Old 06-02-2021, 07:29 AM
  # 75 (permalink)  
Aellyce
Member
 
Join Date: Jul 2010
Posts: 10,912
I definitely support views and approaches implying that many/all addiction-like problems (and obsessions) have the same mechanics. Tons of direct scientific evidence for it also these days. Why people sometimes recover from one addiction and trade it with another even before they notice, why simple things like eating can alleviate cravings for alcohol etc etc. It's a good thing because we don't need to look for completely different solutions to these issues, I think it's very common that people develop more than one throughout their lives. AVRT is definitely the simplest and if it works well for someone, I think it's quite lucky. Still, many of us go through tons of much more complicated "seeking" before arriving to an effective and relatively simple solution, including myself... we can say all that is AV, or just human nature.

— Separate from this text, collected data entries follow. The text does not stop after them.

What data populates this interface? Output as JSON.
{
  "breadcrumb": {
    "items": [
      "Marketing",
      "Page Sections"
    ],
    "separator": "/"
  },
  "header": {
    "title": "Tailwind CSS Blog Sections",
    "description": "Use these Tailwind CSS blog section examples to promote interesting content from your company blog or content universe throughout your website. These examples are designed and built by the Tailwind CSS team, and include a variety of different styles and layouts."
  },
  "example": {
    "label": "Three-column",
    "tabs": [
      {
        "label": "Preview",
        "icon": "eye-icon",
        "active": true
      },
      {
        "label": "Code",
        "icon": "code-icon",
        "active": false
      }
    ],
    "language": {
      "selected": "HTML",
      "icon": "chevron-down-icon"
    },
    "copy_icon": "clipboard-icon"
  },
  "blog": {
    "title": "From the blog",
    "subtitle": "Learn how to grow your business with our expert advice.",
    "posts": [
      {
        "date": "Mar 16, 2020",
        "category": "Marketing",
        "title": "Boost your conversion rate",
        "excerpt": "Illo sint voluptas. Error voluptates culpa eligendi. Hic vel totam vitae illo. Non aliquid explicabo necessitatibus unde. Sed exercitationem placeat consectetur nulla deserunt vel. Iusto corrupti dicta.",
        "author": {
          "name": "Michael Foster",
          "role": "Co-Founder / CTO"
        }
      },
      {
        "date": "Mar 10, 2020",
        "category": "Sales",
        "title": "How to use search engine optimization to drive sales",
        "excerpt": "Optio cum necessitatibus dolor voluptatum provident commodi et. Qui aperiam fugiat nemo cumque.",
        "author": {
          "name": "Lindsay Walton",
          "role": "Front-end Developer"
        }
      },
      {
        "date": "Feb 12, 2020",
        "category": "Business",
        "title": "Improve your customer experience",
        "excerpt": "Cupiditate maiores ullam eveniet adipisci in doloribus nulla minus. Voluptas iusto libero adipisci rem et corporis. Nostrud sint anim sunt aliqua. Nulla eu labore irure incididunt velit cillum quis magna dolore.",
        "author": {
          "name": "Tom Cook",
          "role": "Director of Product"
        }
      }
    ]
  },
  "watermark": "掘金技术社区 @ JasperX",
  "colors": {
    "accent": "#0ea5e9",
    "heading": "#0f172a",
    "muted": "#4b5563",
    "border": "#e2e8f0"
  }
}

For example (and this will be a message for Dustyfox and others re using recovery communities), I've recently read those old AVRT threads here in the Secular section from around 2015 and I really wondered where I had been at the time? Why I never read and participated in those - me, who signed up in 2010 and started posting a lot in 2014, not shy of engaging and expressing myself at all? Me, who always likes interesting and intellectually-fueled discussions, even debates? Why I largely dismissed (maybe more procrastinated using) the very recovery tools that could really make a difference for me, such as SMART and AVRT, until last year? Instead, I participated in countless long and complex discussions here on SR, many of which had little to do with getting sober and recovery directly, it was more looking for a social venue with some qualities I like, but not focused on recovery. It is so obvious now and easy to answer: I was never ready, never really wanted to stay sober long, never had any true commitment to it until the last few months, when I basically just took these things out of the closet and finally started using them quite easily. But all those years of participation in SR - what was that about? Learning, for sure, but also tons of distraction from what I would have needed to do if I had wanted to use this resource primarily for its intended purpose. I repeatedly, habitually engaged in ways that were not only unproductive for me but turned into another behavior that interfered with my more worthwhile goals, and was very addiction-like by itself. Engaged more deeply with some of the wrong individuals even, in ways that did not have perspective and merely provided yet another form of instant gratification via mental stimulation, never even lasting beyond a few weeks max.

I talked about this on various threads and do again here now, because I think it relates to the question about the usefulness of recovery communities. I would never blame my unproductive years on the nature or administration of recovery culture/communities though, it was my own choice alone, even if driven by certain kinds of predispositions. These resources can definitely be useful in many ways, but it's good to keep an eye on how we use them and be honest about our motives before it turns into another issue, mired with ambivalence, that has to be tackled and resolved, like in my case. Many people don't have any similar issue as far as I can see and don't experience these things as distractions, and if that's truly the case, it's great. But I like to share this because I was so blind to it for a while, and it interfered with giving a real chance for recovery to myself. Now I try to question every day when I am on here: is this really useful? Does it serve my goal? Still often find myself playing with red herrings, but the awareness and not letting what I feel as distractions progress far help a lot, it's much more balanced and goal-oriented now.